UTAS becomes a signatory to the Magna Charta Universitatum
The University of Tasmania has become a signatory to the Magna Charta Universitatum. On Friday 20 September 2013, at a ceremony in the beautiful Aula Absidale Santa Lucia in the city of Bologna, UTAS Vice-Chancellor Professor Peter Rathjen signed the document.
The Magna Charta Universitatum, which speaks to fundamental university values and rights, is housed at the University of Bologna, the oldest university in Europe.
The Magna Charta asserts the role that universities must play in a changing and increasingly internationalised society to link culture, knowledge and research to social advance, and speaks with authority to fundamental principles that must be observed for this to occur:
- Research and teaching must be morally and intellectually independent of all political authority and economic power.
- Teaching and research in universities must be inseparable if tuition is not to lag behind changing needs and knowledge.
- Freedom in research and training is the fundamental principle of university life.
- The constant care of a university is to attain universal knowledge; to fulfil its vocation it transcends geographical and political frontiers and affirms the vital need for different cultures to know and influence each other.

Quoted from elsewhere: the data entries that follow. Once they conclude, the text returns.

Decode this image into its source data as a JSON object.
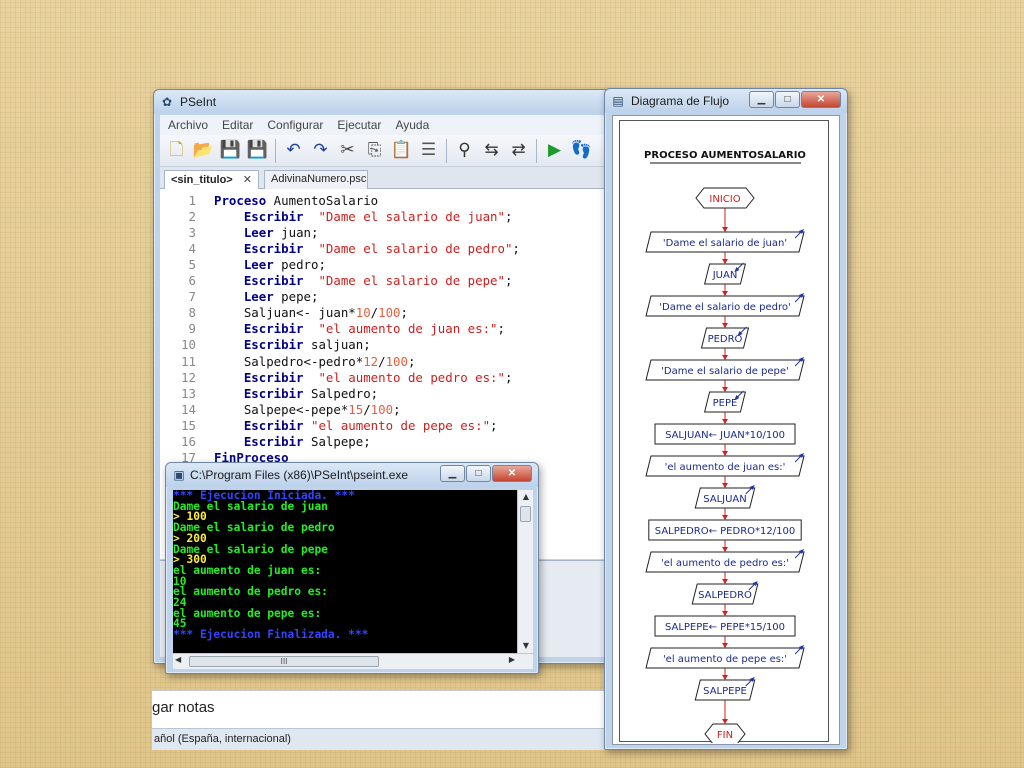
{
  "background_app": {
    "notes_text": "gar notas",
    "status_text": "añol (España, internacional)"
  },
  "pseint": {
    "title": "PSeInt",
    "menu": [
      "Archivo",
      "Editar",
      "Configurar",
      "Ejecutar",
      "Ayuda"
    ],
    "toolbar_icons": [
      "new-file-icon",
      "open-folder-icon",
      "save-icon",
      "save-as-icon",
      "undo-icon",
      "redo-icon",
      "cut-icon",
      "copy-icon",
      "paste-icon",
      "edit-list-icon",
      "find-icon",
      "find-previous-icon",
      "find-next-icon",
      "run-icon",
      "step-icon"
    ],
    "tabs": [
      {
        "label": "<sin_titulo>",
        "close": "✕",
        "active": true
      },
      {
        "label": "AdivinaNumero.psc",
        "active": false
      }
    ],
    "code": [
      {
        "n": "1",
        "tokens": [
          {
            "t": "Proceso",
            "c": "kw"
          },
          {
            "t": " AumentoSalario",
            "c": "txt"
          }
        ],
        "indent": 0
      },
      {
        "n": "2",
        "tokens": [
          {
            "t": "Escribir",
            "c": "kw"
          },
          {
            "t": "  ",
            "c": "txt"
          },
          {
            "t": "\"Dame el salario de juan\"",
            "c": "str"
          },
          {
            "t": ";",
            "c": "txt"
          }
        ],
        "indent": 1
      },
      {
        "n": "3",
        "tokens": [
          {
            "t": "Leer",
            "c": "kw"
          },
          {
            "t": " juan;",
            "c": "txt"
          }
        ],
        "indent": 1
      },
      {
        "n": "4",
        "tokens": [
          {
            "t": "Escribir",
            "c": "kw"
          },
          {
            "t": "  ",
            "c": "txt"
          },
          {
            "t": "\"Dame el salario de pedro\"",
            "c": "str"
          },
          {
            "t": ";",
            "c": "txt"
          }
        ],
        "indent": 1
      },
      {
        "n": "5",
        "tokens": [
          {
            "t": "Leer",
            "c": "kw"
          },
          {
            "t": " pedro;",
            "c": "txt"
          }
        ],
        "indent": 1
      },
      {
        "n": "6",
        "tokens": [
          {
            "t": "Escribir",
            "c": "kw"
          },
          {
            "t": "  ",
            "c": "txt"
          },
          {
            "t": "\"Dame el salario de pepe\"",
            "c": "str"
          },
          {
            "t": ";",
            "c": "txt"
          }
        ],
        "indent": 1
      },
      {
        "n": "7",
        "tokens": [
          {
            "t": "Leer",
            "c": "kw"
          },
          {
            "t": " pepe;",
            "c": "txt"
          }
        ],
        "indent": 1
      },
      {
        "n": "8",
        "tokens": [
          {
            "t": "Saljuan<- juan*",
            "c": "txt"
          },
          {
            "t": "10",
            "c": "num"
          },
          {
            "t": "/",
            "c": "txt"
          },
          {
            "t": "100",
            "c": "num"
          },
          {
            "t": ";",
            "c": "txt"
          }
        ],
        "indent": 1
      },
      {
        "n": "9",
        "tokens": [
          {
            "t": "Escribir",
            "c": "kw"
          },
          {
            "t": "  ",
            "c": "txt"
          },
          {
            "t": "\"el aumento de juan es:\"",
            "c": "str"
          },
          {
            "t": ";",
            "c": "txt"
          }
        ],
        "indent": 1
      },
      {
        "n": "10",
        "tokens": [
          {
            "t": "Escribir",
            "c": "kw"
          },
          {
            "t": " saljuan;",
            "c": "txt"
          }
        ],
        "indent": 1
      },
      {
        "n": "11",
        "tokens": [
          {
            "t": "Salpedro<-pedro*",
            "c": "txt"
          },
          {
            "t": "12",
            "c": "num"
          },
          {
            "t": "/",
            "c": "txt"
          },
          {
            "t": "100",
            "c": "num"
          },
          {
            "t": ";",
            "c": "txt"
          }
        ],
        "indent": 1
      },
      {
        "n": "12",
        "tokens": [
          {
            "t": "Escribir",
            "c": "kw"
          },
          {
            "t": "  ",
            "c": "txt"
          },
          {
            "t": "\"el aumento de pedro es:\"",
            "c": "str"
          },
          {
            "t": ";",
            "c": "txt"
          }
        ],
        "indent": 1
      },
      {
        "n": "13",
        "tokens": [
          {
            "t": "Escribir",
            "c": "kw"
          },
          {
            "t": " Salpedro;",
            "c": "txt"
          }
        ],
        "indent": 1
      },
      {
        "n": "14",
        "tokens": [
          {
            "t": "Salpepe<-pepe*",
            "c": "txt"
          },
          {
            "t": "15",
            "c": "num"
          },
          {
            "t": "/",
            "c": "txt"
          },
          {
            "t": "100",
            "c": "num"
          },
          {
            "t": ";",
            "c": "txt"
          }
        ],
        "indent": 1
      },
      {
        "n": "15",
        "tokens": [
          {
            "t": "Escribir",
            "c": "kw"
          },
          {
            "t": " ",
            "c": "txt"
          },
          {
            "t": "\"el aumento de pepe es:\"",
            "c": "str"
          },
          {
            "t": ";",
            "c": "txt"
          }
        ],
        "indent": 1
      },
      {
        "n": "16",
        "tokens": [
          {
            "t": "Escribir",
            "c": "kw"
          },
          {
            "t": " Salpepe;",
            "c": "txt"
          }
        ],
        "indent": 1
      },
      {
        "n": "17",
        "tokens": [
          {
            "t": "FinProceso",
            "c": "kw"
          }
        ],
        "indent": 0
      }
    ]
  },
  "console": {
    "title": "C:\\Program Files (x86)\\PSeInt\\pseint.exe",
    "scroll_thumb": "III",
    "lines": [
      {
        "text": "*** Ejecucion Iniciada. ***",
        "color": "blue"
      },
      {
        "text": "Dame el salario de juan",
        "color": "green"
      },
      {
        "text": "> 100",
        "color": "yellow"
      },
      {
        "text": "Dame el salario de pedro",
        "color": "green"
      },
      {
        "text": "> 200",
        "color": "yellow"
      },
      {
        "text": "Dame el salario de pepe",
        "color": "green"
      },
      {
        "text": "> 300",
        "color": "yellow"
      },
      {
        "text": "el aumento de juan es:",
        "color": "green"
      },
      {
        "text": "10",
        "color": "green"
      },
      {
        "text": "el aumento de pedro es:",
        "color": "green"
      },
      {
        "text": "24",
        "color": "green"
      },
      {
        "text": "el aumento de pepe es:",
        "color": "green"
      },
      {
        "text": "45",
        "color": "green"
      },
      {
        "text": "*** Ejecucion Finalizada. ***",
        "color": "blue"
      }
    ]
  },
  "flow": {
    "title": "Diagrama de Flujo",
    "heading": "PROCESO AUMENTOSALARIO",
    "nodes": [
      {
        "type": "start",
        "label": "INICIO"
      },
      {
        "type": "output",
        "label": "'Dame el salario de juan'"
      },
      {
        "type": "input",
        "label": "JUAN"
      },
      {
        "type": "output",
        "label": "'Dame el salario de pedro'"
      },
      {
        "type": "input",
        "label": "PEDRO"
      },
      {
        "type": "output",
        "label": "'Dame el salario de pepe'"
      },
      {
        "type": "input",
        "label": "PEPE"
      },
      {
        "type": "process",
        "label": "SALJUAN← JUAN*10/100"
      },
      {
        "type": "output",
        "label": "'el aumento de juan es:'"
      },
      {
        "type": "output",
        "label": "SALJUAN"
      },
      {
        "type": "process",
        "label": "SALPEDRO← PEDRO*12/100"
      },
      {
        "type": "output",
        "label": "'el aumento de pedro es:'"
      },
      {
        "type": "output",
        "label": "SALPEDRO"
      },
      {
        "type": "process",
        "label": "SALPEPE← PEPE*15/100"
      },
      {
        "type": "output",
        "label": "'el aumento de pepe es:'"
      },
      {
        "type": "output",
        "label": "SALPEPE"
      },
      {
        "type": "end",
        "label": "FIN"
      }
    ]
  },
  "colors": {
    "keyword": "#00008b",
    "string": "#cc2020",
    "number": "#e06040",
    "flow_line": "#cc2222",
    "flow_text": "#1a2a8a",
    "flow_arrow_io": "#2233aa"
  },
  "window_buttons": {
    "minimize": "▁",
    "maximize": "□",
    "close": "✕"
  }
}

"These values endure even as the details of the university mission vary across location and time, and with changes in technology, knowledge and social need.

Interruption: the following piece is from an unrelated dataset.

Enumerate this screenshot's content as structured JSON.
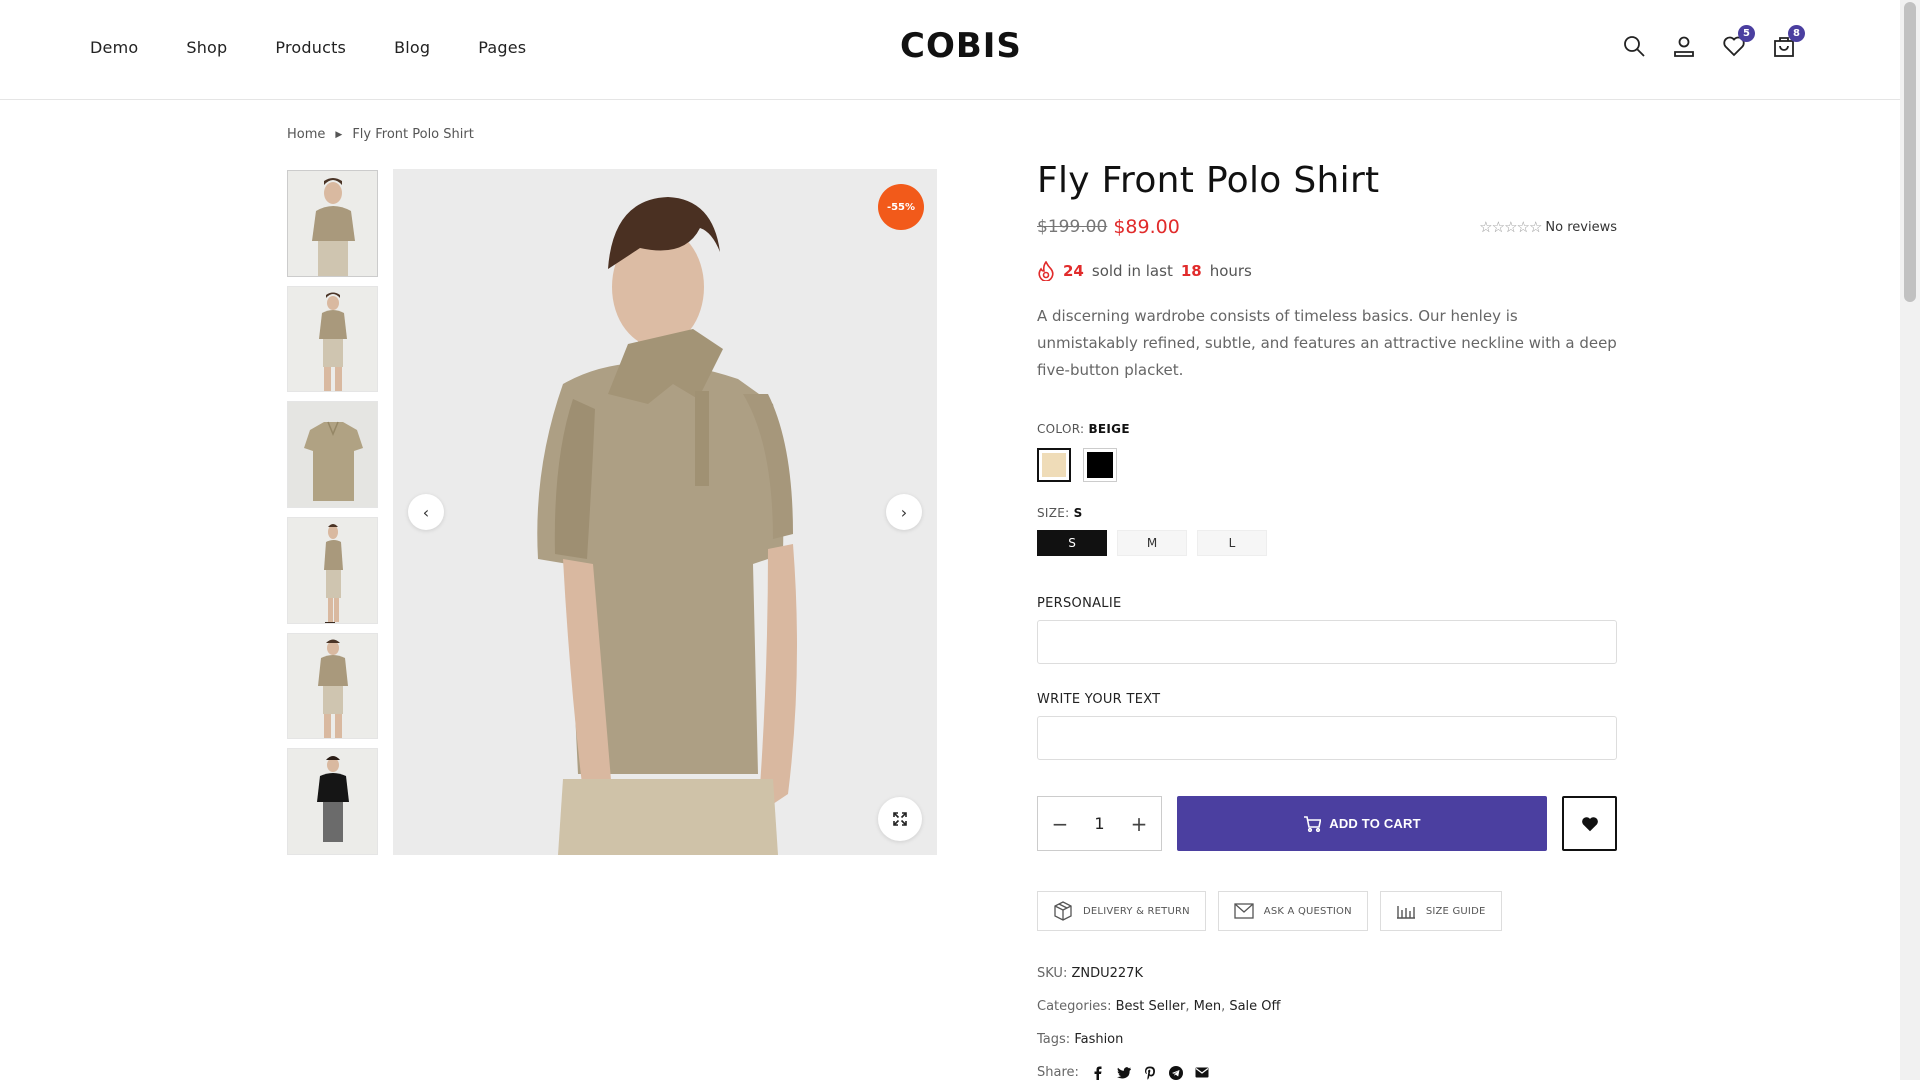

"The University of Tasmania's Academic Senate and Council resolved unanimously that the university should apply to become signatory to the Magna Charta Universitatum following consultation and deliberation during the drafting of our Statement of Values and our strategic plan, Open to Talent. Our application was approved, together with those of 24 other universities, for 2013, the 25th anniversary of the original ceremony.

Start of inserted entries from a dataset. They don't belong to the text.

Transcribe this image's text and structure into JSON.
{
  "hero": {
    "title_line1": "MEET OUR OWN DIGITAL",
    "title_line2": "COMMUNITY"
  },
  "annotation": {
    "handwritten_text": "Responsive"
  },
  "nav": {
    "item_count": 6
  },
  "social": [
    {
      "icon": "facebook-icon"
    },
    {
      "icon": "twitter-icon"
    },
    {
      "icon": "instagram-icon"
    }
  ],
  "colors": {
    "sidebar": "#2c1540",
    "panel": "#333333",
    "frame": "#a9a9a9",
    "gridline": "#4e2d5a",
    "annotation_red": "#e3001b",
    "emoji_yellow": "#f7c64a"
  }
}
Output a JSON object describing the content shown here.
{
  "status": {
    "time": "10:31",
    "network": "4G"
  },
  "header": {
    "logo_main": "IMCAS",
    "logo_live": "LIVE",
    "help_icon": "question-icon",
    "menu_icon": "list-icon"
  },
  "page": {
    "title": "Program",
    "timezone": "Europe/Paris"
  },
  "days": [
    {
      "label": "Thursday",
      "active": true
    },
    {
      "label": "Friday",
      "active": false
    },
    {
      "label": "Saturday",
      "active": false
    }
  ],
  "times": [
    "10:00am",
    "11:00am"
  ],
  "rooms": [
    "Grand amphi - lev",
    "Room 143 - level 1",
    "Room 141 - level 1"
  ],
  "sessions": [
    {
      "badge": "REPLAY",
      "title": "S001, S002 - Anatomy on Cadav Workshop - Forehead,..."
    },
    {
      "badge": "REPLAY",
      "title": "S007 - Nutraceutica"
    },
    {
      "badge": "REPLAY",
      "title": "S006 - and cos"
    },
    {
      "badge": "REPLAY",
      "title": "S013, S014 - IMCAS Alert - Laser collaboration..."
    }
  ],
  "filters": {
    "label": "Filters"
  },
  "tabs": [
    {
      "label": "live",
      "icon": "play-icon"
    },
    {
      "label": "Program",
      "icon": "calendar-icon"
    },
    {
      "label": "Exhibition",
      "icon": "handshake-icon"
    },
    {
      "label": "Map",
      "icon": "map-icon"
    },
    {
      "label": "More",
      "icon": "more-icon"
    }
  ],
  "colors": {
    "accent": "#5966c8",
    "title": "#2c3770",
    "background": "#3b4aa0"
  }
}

"In affirming our commitment to these ideals we join more than 750 universities across 80 countries, including many of the very finest and most prestigious, in aligning our local mission and characteristics with the broader philosophies of the western university tradition," Prof Rathjen said.
"I look forward to expounding further on the importance of this commitment by the University of Tasmania at a lecture to be arranged shortly."